After implementing the new system, it’s important for organizations to give themselves ample time to get acquainted with the new software. Initial adjustments, to be expected, can include decreased performance, downtime, glitches in data/document sharing, transactions, and other seemingly basic tasks. Mastering just about anything new, takes times, patience, and vigilance. The same goes for ERP implementation. From the get-go, until the go-live, there will be bumps in the road, but over time, coupled with accumulated experience (and a positive attitude), the system will become exceedingly easier to master.
When is a Good Time to Replace your ERP?
If you are in the proverbial ‘gray’ zone and still can’t decide what’s best for your business, we’ve amassed a list of pros and cons, detailing why you should replace your current ERP, or alternatively, hold on to it, and opt for a system upgrade.

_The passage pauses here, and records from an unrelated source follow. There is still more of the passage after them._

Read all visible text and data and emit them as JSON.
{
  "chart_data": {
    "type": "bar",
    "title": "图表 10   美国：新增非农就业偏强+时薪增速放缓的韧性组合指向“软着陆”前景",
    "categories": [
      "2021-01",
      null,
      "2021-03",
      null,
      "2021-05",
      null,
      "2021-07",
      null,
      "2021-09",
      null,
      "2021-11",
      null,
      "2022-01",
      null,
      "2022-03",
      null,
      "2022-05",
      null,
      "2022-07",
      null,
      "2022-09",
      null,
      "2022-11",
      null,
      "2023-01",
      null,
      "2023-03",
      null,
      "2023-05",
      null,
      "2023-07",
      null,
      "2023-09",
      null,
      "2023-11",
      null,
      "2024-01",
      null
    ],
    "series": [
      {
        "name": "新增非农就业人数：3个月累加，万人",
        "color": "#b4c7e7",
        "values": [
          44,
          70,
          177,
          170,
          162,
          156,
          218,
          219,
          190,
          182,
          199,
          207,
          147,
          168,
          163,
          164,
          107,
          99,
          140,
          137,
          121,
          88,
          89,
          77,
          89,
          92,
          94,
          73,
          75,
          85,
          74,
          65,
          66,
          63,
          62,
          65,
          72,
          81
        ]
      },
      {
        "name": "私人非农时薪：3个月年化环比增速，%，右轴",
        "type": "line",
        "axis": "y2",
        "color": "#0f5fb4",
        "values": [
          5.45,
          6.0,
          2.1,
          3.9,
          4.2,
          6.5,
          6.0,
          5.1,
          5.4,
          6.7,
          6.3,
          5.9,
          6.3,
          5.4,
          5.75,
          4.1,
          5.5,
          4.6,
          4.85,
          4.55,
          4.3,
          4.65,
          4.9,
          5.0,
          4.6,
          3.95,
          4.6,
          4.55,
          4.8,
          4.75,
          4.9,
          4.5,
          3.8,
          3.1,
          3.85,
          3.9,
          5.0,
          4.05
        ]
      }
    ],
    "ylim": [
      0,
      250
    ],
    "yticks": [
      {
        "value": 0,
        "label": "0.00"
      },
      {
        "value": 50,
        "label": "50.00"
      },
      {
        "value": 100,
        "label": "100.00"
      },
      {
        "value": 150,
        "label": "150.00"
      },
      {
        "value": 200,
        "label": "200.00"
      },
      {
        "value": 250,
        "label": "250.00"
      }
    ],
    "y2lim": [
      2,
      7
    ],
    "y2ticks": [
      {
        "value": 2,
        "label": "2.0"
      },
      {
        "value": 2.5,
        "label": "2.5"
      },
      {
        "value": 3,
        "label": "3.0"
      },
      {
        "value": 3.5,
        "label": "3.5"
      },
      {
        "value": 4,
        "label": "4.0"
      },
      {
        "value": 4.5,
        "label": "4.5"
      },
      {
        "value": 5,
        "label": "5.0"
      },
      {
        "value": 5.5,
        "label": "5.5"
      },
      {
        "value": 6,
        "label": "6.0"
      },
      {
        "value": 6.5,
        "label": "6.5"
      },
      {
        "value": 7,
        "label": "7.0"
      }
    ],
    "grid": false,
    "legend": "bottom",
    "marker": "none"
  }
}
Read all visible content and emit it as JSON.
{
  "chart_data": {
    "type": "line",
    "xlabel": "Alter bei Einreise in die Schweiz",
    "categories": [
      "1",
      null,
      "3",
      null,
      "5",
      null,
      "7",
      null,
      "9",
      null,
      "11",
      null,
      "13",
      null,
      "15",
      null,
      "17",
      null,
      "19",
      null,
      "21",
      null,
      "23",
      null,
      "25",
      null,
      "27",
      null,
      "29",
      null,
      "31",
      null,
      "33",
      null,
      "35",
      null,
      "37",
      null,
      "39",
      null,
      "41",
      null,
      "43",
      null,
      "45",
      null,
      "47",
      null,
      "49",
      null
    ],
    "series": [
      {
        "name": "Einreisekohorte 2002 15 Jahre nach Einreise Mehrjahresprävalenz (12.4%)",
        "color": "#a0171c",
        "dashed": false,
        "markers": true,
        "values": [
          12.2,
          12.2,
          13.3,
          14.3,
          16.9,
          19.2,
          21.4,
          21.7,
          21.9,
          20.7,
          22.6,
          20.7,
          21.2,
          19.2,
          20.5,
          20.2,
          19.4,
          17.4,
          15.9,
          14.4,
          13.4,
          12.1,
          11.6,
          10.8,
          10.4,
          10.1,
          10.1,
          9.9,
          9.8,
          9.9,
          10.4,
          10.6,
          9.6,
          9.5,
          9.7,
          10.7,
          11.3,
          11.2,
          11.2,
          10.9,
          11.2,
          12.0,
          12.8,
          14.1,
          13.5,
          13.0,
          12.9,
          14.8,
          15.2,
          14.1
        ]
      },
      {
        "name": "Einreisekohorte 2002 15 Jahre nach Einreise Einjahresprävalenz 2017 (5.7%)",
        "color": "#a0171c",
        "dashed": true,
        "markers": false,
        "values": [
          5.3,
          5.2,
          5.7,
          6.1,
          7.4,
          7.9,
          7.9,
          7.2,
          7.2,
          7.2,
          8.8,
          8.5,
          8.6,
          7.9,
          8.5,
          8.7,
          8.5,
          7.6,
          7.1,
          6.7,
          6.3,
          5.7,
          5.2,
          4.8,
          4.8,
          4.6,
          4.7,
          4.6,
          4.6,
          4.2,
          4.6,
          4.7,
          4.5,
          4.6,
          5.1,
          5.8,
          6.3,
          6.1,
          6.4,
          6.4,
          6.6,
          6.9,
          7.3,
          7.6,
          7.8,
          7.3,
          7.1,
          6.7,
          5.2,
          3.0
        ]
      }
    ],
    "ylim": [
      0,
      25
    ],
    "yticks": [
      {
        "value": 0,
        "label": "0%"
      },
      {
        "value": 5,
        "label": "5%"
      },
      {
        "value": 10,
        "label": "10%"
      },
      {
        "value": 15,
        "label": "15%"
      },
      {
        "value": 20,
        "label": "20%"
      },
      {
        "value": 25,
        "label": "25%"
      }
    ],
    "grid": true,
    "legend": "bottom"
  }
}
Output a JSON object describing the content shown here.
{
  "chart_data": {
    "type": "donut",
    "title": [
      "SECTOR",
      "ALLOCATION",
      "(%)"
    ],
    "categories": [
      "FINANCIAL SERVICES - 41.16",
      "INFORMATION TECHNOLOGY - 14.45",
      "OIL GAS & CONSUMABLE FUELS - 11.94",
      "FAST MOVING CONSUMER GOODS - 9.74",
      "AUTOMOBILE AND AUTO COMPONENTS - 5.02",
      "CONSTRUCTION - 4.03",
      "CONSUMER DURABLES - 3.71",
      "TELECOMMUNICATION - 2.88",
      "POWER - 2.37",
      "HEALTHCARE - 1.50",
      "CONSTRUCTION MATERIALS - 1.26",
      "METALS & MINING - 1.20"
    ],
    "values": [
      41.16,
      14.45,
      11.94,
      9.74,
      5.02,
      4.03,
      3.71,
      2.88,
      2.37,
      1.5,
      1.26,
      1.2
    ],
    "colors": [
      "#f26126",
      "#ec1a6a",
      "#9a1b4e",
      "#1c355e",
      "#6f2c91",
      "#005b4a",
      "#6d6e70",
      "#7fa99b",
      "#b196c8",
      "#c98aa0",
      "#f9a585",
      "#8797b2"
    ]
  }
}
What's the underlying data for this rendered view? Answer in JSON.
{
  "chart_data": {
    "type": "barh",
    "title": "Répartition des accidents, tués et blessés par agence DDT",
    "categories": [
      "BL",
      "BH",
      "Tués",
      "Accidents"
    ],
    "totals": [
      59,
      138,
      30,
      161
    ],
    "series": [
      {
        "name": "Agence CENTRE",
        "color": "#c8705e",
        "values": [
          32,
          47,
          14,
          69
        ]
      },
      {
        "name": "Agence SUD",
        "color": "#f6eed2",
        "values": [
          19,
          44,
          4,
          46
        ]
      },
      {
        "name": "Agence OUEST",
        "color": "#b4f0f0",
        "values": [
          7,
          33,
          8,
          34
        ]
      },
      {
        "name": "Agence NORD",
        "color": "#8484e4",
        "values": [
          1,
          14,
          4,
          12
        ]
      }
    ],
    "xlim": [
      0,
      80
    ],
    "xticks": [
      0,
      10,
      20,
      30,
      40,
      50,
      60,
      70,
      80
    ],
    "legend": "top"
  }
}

Consider replacing your ERP if:
- You have multiple upgrades to your current system just to keep afloat, and ones that might cost you the same as implementing a new system
- You are on the same page with your parent/owning company regarding a replacement system
- You are disappointed with your current ERP vendor, customer support and service, response time, general admin, or programming
- The current system architecture no longer supports your vast amounts of data, integration with third-party software, or mobile applications
Consider upgrading your ERP if:
- Upgrading to the latest version will help meet and exceed your current and future business needs
- The overall cost of ownership is significantly lower
- You have a satisfactory (or better) relationship with your software provider, where your vendor is committed to your continued success, and smooth system deployment
- Your end-customers are satisfied with your current system, and making a drastic change, could result in decreased user adoption by other stakeholders in your supply chain
The Bottom Line
Onboarding a new ERP system is a major milestone for any organization, but when all is said and done, and done right, it can result in increased operational efficiency, productivity, and profit. Successful ERP implementation, be it a replacement system or an upgrade of your legacy software, requires unconditional executive support and employee involvement, clearly defined project scope, a detailed (and doable) plan to optimize your business processes, proactive change management, and a copious amount of patience. Good luck!